Colombian artistic gymnast (born 1990)

Catalina Elena Escobar Gómez (born 21 September 1990) is a Colombian former artistic gymnast. She represented Colombia at the 2016 Summer Olympics but was injured during the competition. She is the 2011 Pan American Games vault bronze medalist and the 2010 South American Games and 2009 South American Championships vault champion.

==Gymnastics career==
Escobar finished fourth with the Colombian team at the 2006 Central American and Caribbean Games. She competed at the 2006 World Championships and finished 138th in the all-around qualifications.

Escobar finished 61st in the all-around qualifications at the 2009 World Championships. At the 2009 South American Championships, she led Colombia to the team silver medal, behind Brazil. Individually, she won the gold medal in the vault final and bronze medals on the uneven bars and floor exercise.

At the 2010 South American Games, Escobar helped Colombia win the team silver medal, behind Brazil. She won a gold medal in the vault final, and she won a silver medal in the uneven bars final, behind Jessica López. She then competed at the 2010 World Championships and finished 34th with the Colombian team. She represented Colombia at the 2011 Pan American Games and won the bronze medal in the vault final behind Brandie Jay and Elsa García. She then competed at the 2011 World Championships and finished 95th in the all-around qualifications.

In 2013, Escobar spent the year training in Houston, Texas. At the 2013 World Championships, she finished 58th in the all-around qualifications. She injured her foot at the 2013 Bolivarian Games, but still won a silver medal as part of the team.

Escobar placed 17th in the all-around at the 2014 Pan American Championships and did not advance into any apparatus finals. She helped Colombia place 25th at the 2014 World Championships, and she placed 64th in the individual all-around. She then won a bronze medal in the team event at the 2014 Central American and Caribbean Games.

At the 2016 Olympic Test Event, Escobar placed 57th in the all-around and earned one of the available Olympic berths. Before the Olympics, she competed at the Mersin World Challenge Cup and won a gold medal on the uneven bars.
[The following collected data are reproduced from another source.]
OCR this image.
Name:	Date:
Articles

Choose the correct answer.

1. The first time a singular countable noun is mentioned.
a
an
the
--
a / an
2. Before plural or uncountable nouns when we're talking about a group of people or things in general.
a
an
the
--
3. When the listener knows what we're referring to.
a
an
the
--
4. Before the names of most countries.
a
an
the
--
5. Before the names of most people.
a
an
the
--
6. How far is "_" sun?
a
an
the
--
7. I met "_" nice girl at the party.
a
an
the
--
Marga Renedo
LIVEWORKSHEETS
Additionally, she won bronze medals on the vault and balance beam.

Escobar competed at the 2016 Summer Olympics and completed her uneven bars and balance beam routines but fell twice off the balance beam. While competing on the floor exercise, she injured her ankles and withdrew from the rest of the competition. She had a grade II sprain in her right ankle and a grade I sprain in her left ankle. She retired from competition after the Olympic Games.